When I got home I told my mother about what had happened in class—strictly the facts, nothing about our power struggle or my preparations to get him fired. I told her about how “violated” I felt and about how I was not the only girl toward whom he had behaved in this way. I knew my mother felt bad about all of the times growing up that she had failed me, so she’d be inclined to help here. I told her I had found out that you make sexual harassment claims against teachers directly with the school district. Would she like to come with me to the district office the next morning to start the paperwork? My father was completely opposed to the idea, which I think made it all the more appealing to my mother.

I gave my statement and enlisted a small cadre of loyalists to paint him in as bad a light as they could. He was supervised for several weeks. There was always someone else with him whenever he was on campus, I noticed with delight. Officially he received a “strike,” an official censure; unofficially I believe he was forced into early retirement and had to give up his position as head of the English department, which to me was success. I was never one to be greedy or get caught up in the “principle of the thing.” I wasn’t trying to get him fired to protect future generations of vulnerable young girls. I was trying to get him fired to show him that he was vulnerable, and to me, a helpless little girl.

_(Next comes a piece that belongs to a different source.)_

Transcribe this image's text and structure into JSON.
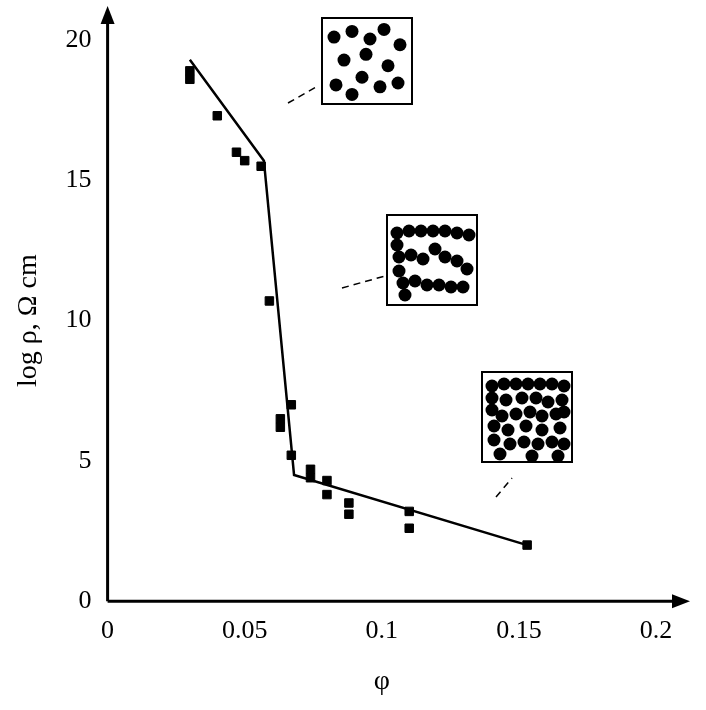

Still, it was a good lesson in the limits of the formal justice system, one that I would face again shortly in law school. This was not the only time I tangled with a teacher, but no matter what I did and to whom I reported them, none were ever fired or even removed from their positions. And while I gained the satisfaction of causing them pain, I garnered a reputation for making trouble. Maybe I lied, cheated, and bullied in order to achieve their destruction, but it was nonetheless true that they were bad teachers who should not have been allowed around kids. One teacher was an idiot who favored the popular kids over the unpopular ones, ignoring their talent in order to bask in the social acceptance that he never received when he was a student in high school himself. Another was sexually obsessed with his students and paid special lascivious attention to the ones with large breasts (including me) and low self-esteem (not including me). I wasn’t doing a public service in trying to ruin them. I just couldn’t stand that such unfit people could have authority over me. And that was the double injustice of being a young sociopath and a girl, too.